# Audi Tradition Opens Online Shop for Vintage Parts



## [email protected] (Apr 9, 2004)

To keep fine classic cars looking good in the future: “Audi Tradition Parts” today launched its online parts shop for the Audi brand and those that preceded it. The range offered by Audi Tradition is intended to help dealers, members of Audi Club International – and of course all other customers too. To find the shop on the Internet, go to http://www.audi.de/tradition-parts.
* Full Story *


----------



## Sepp (Dec 10, 2002)

*Re: Audi Tradition Opens Online Shop for Vintage Parts ([email protected])*

nice.
All of the discussion, reminders, prodding, and bitching paid off!
Well done to the folks working soo hard to make this happen at A/T!!!


----------



## [email protected] (Apr 9, 2004)

*Re: Audi Tradition Opens Online Shop for Vintage Parts (Sepp)*

I have a friend there who said there was something in the works and this must have been it.
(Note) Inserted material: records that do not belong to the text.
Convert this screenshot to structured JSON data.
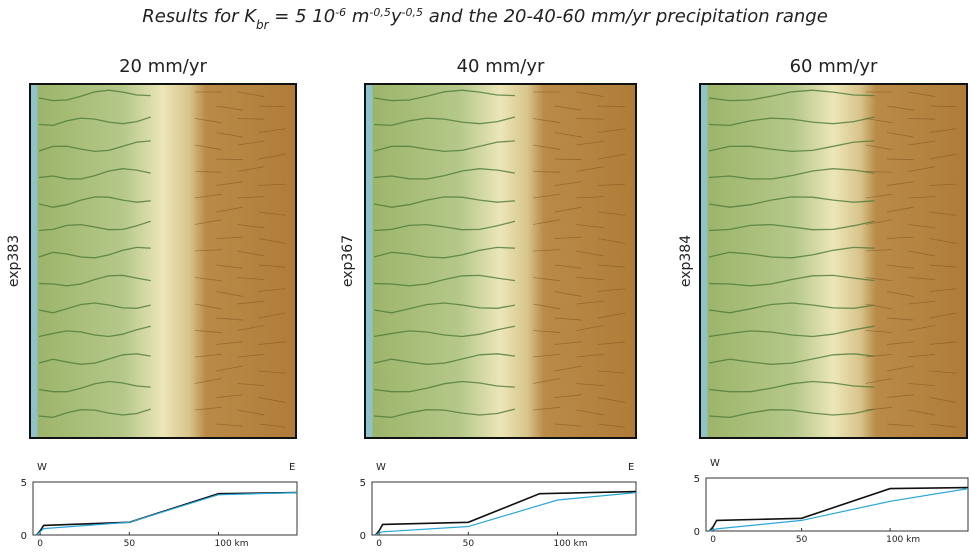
{
  "title": [
    {
      "text": "Results for K",
      "style": "normal"
    },
    {
      "text": "br",
      "style": "sub"
    },
    {
      "text": " = 5 10",
      "style": "normal"
    },
    {
      "text": "-6",
      "style": "super"
    },
    {
      "text": " m",
      "style": "normal"
    },
    {
      "text": "-0,5",
      "style": "super"
    },
    {
      "text": "y",
      "style": "normal"
    },
    {
      "text": "-0,5",
      "style": "super"
    },
    {
      "text": "  and the 20-40-60 mm/yr precipitation range",
      "style": "normal"
    }
  ],
  "chart_data": [
    {
      "type": "line",
      "title": "20 mm/yr",
      "ylabel": "exp383",
      "annotations": [
        "W",
        "E"
      ],
      "xlim": [
        -4,
        144
      ],
      "ylim": [
        0,
        5
      ],
      "xticks": [
        0,
        50,
        {
          "value": 100,
          "label": "100 km"
        }
      ],
      "yticks": [
        0,
        5
      ],
      "series": [
        {
          "color": "#111111",
          "x": [
            -2,
            0,
            2,
            50,
            100,
            144
          ],
          "values": [
            0,
            0.4,
            0.9,
            1.2,
            3.9,
            4.0
          ]
        },
        {
          "color": "#2aa7d6",
          "x": [
            -2,
            0,
            2,
            50,
            100,
            144
          ],
          "values": [
            0,
            0.3,
            0.6,
            1.2,
            3.8,
            4.0
          ]
        }
      ]
    },
    {
      "type": "line",
      "title": "40 mm/yr",
      "ylabel": "exp367",
      "annotations": [
        "W",
        "E"
      ],
      "xlim": [
        -4,
        144
      ],
      "ylim": [
        0,
        5
      ],
      "xticks": [
        0,
        50,
        {
          "value": 100,
          "label": "100 km"
        }
      ],
      "yticks": [
        0,
        5
      ],
      "series": [
        {
          "color": "#111111",
          "x": [
            -2,
            0,
            2,
            50,
            90,
            144
          ],
          "values": [
            0,
            0.4,
            1.0,
            1.2,
            3.9,
            4.1
          ]
        },
        {
          "color": "#2aa7d6",
          "x": [
            -2,
            0,
            2,
            50,
            100,
            144
          ],
          "values": [
            0,
            0.2,
            0.3,
            0.8,
            3.3,
            4.0
          ]
        }
      ]
    },
    {
      "type": "line",
      "title": "60 mm/yr",
      "ylabel": "exp384",
      "annotations": [
        "W"
      ],
      "xlim": [
        -4,
        144
      ],
      "ylim": [
        0,
        5
      ],
      "xticks": [
        0,
        50,
        {
          "value": 100,
          "label": "100 km"
        }
      ],
      "yticks": [
        0,
        5
      ],
      "series": [
        {
          "color": "#111111",
          "x": [
            -2,
            0,
            2,
            50,
            100,
            144
          ],
          "values": [
            0,
            0.4,
            1.0,
            1.2,
            4.0,
            4.1
          ]
        },
        {
          "color": "#2aa7d6",
          "x": [
            -2,
            0,
            2,
            50,
            100,
            144
          ],
          "values": [
            0,
            0.1,
            0.2,
            1.0,
            2.8,
            4.0
          ]
        }
      ]
    }
  ]
}
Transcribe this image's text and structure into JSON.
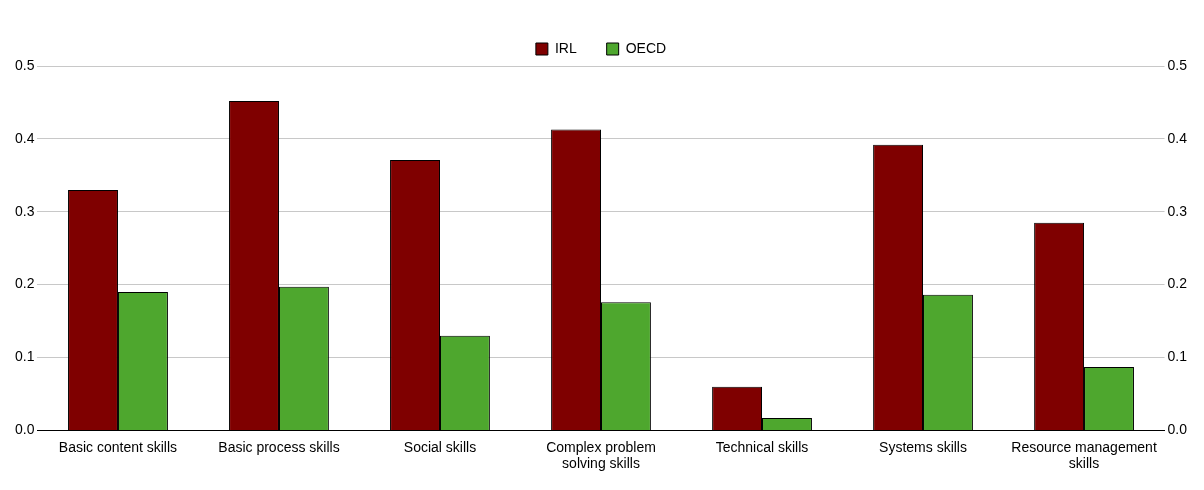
{
  "chart_data": {
    "type": "bar",
    "categories": [
      "Basic content skills",
      "Basic process skills",
      "Social skills",
      "Complex problem solving skills",
      "Technical skills",
      "Systems skills",
      "Resource management skills"
    ],
    "series": [
      {
        "name": "IRL",
        "color": "#7f0000",
        "values": [
          0.33,
          0.452,
          0.371,
          0.413,
          0.06,
          0.392,
          0.285
        ]
      },
      {
        "name": "OECD",
        "color": "#4ea72e",
        "values": [
          0.19,
          0.197,
          0.13,
          0.176,
          0.017,
          0.186,
          0.087
        ]
      }
    ],
    "ylim": [
      0,
      0.5
    ],
    "yticks": [
      "0.0",
      0.1,
      0.2,
      0.3,
      0.4,
      0.5
    ],
    "y2lim": [
      0,
      0.5
    ],
    "y2ticks": [
      "0.0",
      0.1,
      0.2,
      0.3,
      0.4,
      0.5
    ],
    "grid": "y",
    "legend": "top"
  }
}
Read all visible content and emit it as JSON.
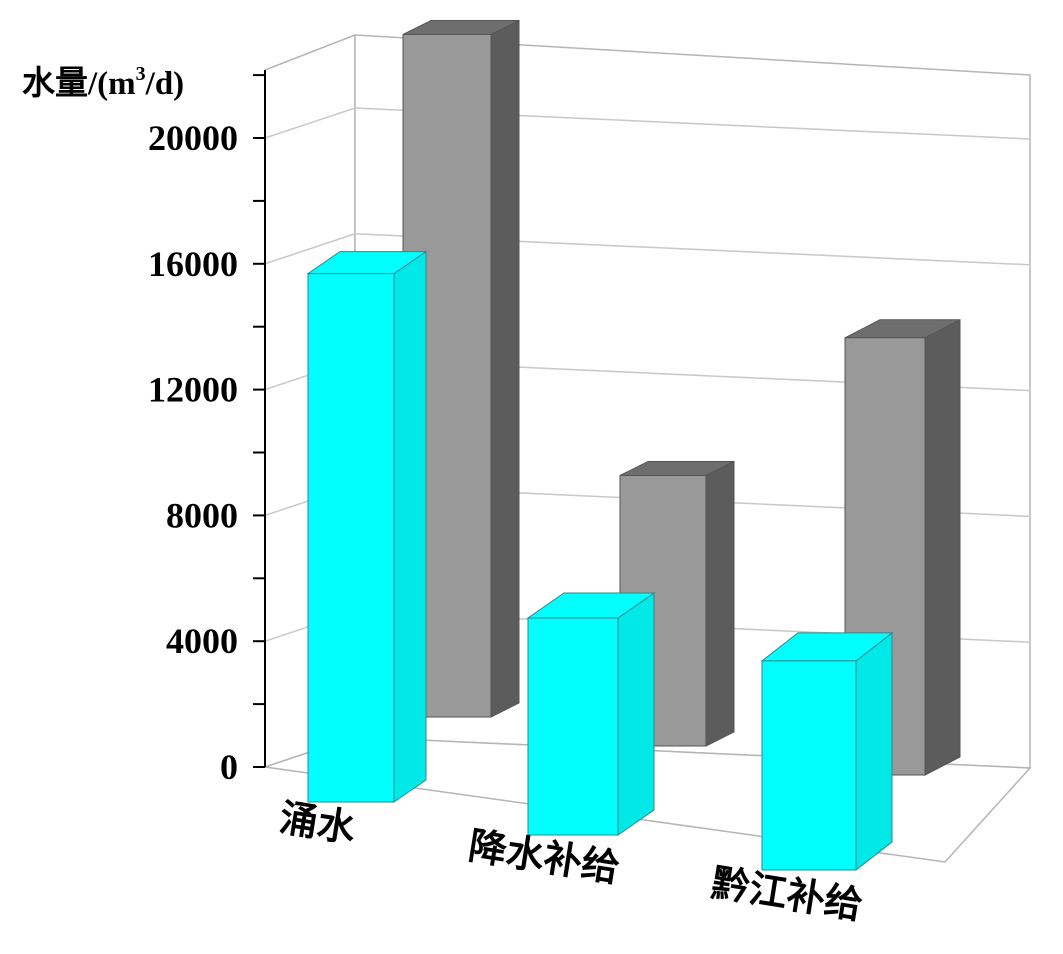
{
  "chart_data": {
    "type": "bar",
    "title": "",
    "xlabel": "",
    "ylabel": {
      "prefix": "水量/(m",
      "sup": "3",
      "suffix": "/d)"
    },
    "categories": [
      "涌水",
      "降水补给",
      "黔江补给"
    ],
    "series": [
      {
        "color": "#00ffff",
        "values": [
          16800,
          6900,
          6650
        ]
      },
      {
        "color": "#999999",
        "values": [
          21700,
          8600,
          13900
        ]
      }
    ],
    "ylim": [
      0,
      22000
    ],
    "yticks": [
      "0",
      "4000",
      "8000",
      "12000",
      "16000",
      "20000"
    ],
    "grid": true,
    "legend": "none"
  }
}
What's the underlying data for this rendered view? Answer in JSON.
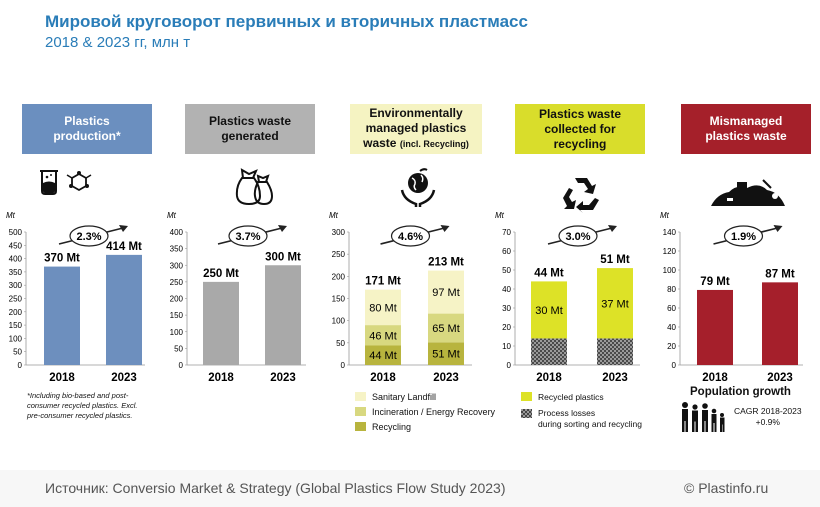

The plan is to have it available via dealerships and it looks as if that's the case for Germany and Austria so far. Can't wait to see it expand further.


----------



## [email protected] (Dec 12, 2001)

*Re: Audi Tradition Opens Online Shop for Vintage Parts ([email protected])*

That is FANTASTIC. So nice to see Audi making the effort to reach out and support people who are part of it's culture and history.
-Tim


----------